Ingredients.—½ lb. of loaf sugar, not quite ¼ pint of water, 5 eggs, 1 lemon, ½ lb. of flour, ¼ teaspoonful of carbonate of soda. Mode.—Boil the sugar and water together until they form a thick syrup; let it cool a little, then pour it to the eggs, which should be previously well whisked; and after the eggs and syrup are mixed together, continue beating them for a few minutes. Grate the lemon-rind, mix the carbonate of soda with the flour, and stir these lightly to the other ingredients; then add the lemon-juice, and, when the whole is thoroughly mixed, pour it into a buttered mould, and bake in rather a quick oven for rather more than 1 hour.
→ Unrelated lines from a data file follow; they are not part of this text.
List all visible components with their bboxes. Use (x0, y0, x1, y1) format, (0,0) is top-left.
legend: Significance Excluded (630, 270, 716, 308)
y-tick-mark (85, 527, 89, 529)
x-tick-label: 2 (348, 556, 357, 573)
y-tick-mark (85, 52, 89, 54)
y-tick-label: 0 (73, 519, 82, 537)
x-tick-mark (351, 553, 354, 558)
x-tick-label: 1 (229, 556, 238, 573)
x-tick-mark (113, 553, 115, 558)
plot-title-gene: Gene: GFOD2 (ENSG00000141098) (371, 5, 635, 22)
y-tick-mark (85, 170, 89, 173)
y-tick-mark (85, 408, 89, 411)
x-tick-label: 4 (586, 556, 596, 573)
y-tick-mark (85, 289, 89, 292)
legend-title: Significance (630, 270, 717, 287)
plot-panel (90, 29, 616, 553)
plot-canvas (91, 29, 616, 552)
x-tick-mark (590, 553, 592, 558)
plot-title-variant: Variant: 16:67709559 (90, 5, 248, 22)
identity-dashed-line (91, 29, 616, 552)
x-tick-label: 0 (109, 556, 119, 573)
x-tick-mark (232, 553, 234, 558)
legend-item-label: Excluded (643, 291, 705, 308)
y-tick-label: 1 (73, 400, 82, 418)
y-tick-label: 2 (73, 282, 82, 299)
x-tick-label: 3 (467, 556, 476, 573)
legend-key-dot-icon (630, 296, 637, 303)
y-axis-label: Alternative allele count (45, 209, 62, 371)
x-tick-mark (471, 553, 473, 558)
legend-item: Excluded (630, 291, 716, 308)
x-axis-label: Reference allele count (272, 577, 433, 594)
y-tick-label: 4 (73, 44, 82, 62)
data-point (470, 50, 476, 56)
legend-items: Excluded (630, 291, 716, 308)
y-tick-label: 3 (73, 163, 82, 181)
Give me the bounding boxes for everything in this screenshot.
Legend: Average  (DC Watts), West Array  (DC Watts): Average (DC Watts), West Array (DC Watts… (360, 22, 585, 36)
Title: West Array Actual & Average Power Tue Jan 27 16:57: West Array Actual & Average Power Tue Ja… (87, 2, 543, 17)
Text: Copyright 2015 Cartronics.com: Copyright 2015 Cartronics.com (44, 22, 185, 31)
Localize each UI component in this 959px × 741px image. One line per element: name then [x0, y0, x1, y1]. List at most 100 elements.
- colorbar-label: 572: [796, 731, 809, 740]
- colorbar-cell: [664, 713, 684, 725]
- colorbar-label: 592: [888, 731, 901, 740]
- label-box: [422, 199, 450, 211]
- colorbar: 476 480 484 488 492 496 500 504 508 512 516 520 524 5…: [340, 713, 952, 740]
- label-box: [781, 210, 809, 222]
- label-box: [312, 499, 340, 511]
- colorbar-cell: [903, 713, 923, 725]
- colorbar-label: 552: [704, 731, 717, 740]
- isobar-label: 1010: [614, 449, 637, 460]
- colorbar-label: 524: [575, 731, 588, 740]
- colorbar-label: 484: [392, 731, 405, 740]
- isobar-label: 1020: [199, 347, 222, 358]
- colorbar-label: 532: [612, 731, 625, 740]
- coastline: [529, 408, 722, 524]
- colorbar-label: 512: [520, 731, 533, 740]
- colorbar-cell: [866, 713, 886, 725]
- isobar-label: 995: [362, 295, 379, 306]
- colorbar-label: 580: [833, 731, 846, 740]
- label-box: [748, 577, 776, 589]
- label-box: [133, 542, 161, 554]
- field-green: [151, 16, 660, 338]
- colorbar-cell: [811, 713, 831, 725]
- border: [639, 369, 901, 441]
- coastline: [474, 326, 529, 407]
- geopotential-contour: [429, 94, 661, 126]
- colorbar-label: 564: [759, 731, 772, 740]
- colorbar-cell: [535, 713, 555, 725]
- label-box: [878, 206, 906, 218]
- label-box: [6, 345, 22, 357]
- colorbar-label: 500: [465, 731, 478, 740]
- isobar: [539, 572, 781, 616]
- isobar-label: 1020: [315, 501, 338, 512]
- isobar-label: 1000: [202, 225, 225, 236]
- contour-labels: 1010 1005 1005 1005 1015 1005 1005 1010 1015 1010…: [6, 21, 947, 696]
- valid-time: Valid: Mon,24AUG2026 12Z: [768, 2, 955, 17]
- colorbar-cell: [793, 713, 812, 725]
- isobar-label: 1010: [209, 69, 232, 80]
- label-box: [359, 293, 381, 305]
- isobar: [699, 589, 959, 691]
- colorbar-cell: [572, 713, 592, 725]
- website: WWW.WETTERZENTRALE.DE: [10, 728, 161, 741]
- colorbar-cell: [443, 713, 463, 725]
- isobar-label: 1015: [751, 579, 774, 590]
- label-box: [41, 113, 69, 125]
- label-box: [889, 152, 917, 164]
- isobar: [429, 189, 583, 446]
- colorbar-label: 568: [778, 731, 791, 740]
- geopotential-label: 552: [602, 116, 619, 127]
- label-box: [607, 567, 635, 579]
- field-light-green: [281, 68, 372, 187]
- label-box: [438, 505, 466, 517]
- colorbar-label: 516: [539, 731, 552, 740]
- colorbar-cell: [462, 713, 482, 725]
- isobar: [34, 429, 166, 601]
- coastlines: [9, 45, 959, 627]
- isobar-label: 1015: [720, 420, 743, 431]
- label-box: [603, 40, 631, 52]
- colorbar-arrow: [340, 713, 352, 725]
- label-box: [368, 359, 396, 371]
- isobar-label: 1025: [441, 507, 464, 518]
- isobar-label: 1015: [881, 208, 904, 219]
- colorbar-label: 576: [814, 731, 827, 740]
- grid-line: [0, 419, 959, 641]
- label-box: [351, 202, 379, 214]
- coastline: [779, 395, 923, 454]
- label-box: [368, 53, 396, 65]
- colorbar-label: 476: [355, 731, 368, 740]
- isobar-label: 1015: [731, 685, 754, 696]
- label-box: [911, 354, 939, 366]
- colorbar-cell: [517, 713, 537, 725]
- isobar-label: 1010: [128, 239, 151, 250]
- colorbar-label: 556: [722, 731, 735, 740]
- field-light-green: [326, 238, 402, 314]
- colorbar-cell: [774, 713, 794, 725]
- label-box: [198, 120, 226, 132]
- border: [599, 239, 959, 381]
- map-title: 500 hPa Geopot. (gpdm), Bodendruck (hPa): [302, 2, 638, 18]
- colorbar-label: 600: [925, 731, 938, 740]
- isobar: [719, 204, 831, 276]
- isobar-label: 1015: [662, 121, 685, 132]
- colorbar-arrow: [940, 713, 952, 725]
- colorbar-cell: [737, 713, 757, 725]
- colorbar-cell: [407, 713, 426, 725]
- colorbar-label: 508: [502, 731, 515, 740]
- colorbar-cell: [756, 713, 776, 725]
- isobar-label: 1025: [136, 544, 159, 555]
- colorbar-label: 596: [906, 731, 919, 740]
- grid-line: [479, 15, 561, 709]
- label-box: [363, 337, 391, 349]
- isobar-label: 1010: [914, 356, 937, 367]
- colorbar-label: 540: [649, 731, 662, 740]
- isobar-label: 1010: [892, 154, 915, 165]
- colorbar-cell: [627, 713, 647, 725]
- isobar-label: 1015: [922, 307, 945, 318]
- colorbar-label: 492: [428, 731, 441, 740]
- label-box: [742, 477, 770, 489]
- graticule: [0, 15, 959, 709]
The remains of sponge or Savoy cakes answer very well for trifles, light puddings, &c.; and a very stale one (if not mouldy) makes an excellent tipsy cake. Time.—Rather more than 1 hour. Average cost, 10d. Sufficient to make 1 cake. Seasonable at any time.
SPONGE-CAKES, Small.
Ingredients.—The weight of 5 eggs in flour, the weight of 8 in pounded loaf sugar; flavouring to taste. Mode.—Let the flour be perfectly dry, and the sugar well pounded and sifted. Separate the whites from the yolks of the eggs, and beat the latter up with the sugar; then whisk the whites until they become rather stiff, and mix them with the yolks, but do not stir them more than is just necessary to mingle the ingredients well together. Dredge in the flour by degrees, add the flavouring; butter the tins well, pour in the batter, sift a little sugar over the cakes, and bake them in rather a quick oven, but do not allow them to take too much colour, as they should be rather pale. Remove them from the tins before they get cold, and turn them on their faces, where let them remain until quite cold, when store them away in a closed tin canister or wide-mouthed glass bottle. Time.—10 to 15 minutes in a quick oven. Average cost, 1d. each. Seasonable at any time.
SPRATS.
Sprats should be cooked very fresh, which can be ascertained by their bright and sparkling eyes. Wipe them dry; fasten them in rows by a skewer run through the eyes; dredge with flour, and broil them on a gridiron over a nice clear fire. The gridiron should be rubbed with suet. Serve very hot. Time.—3 or 4 minutes. Average cost, 1d. per lb. Seasonable from November to March.
To Choose Sprats.—Choose these from their silvery appearance, as the brighter they are, so are they the fresher.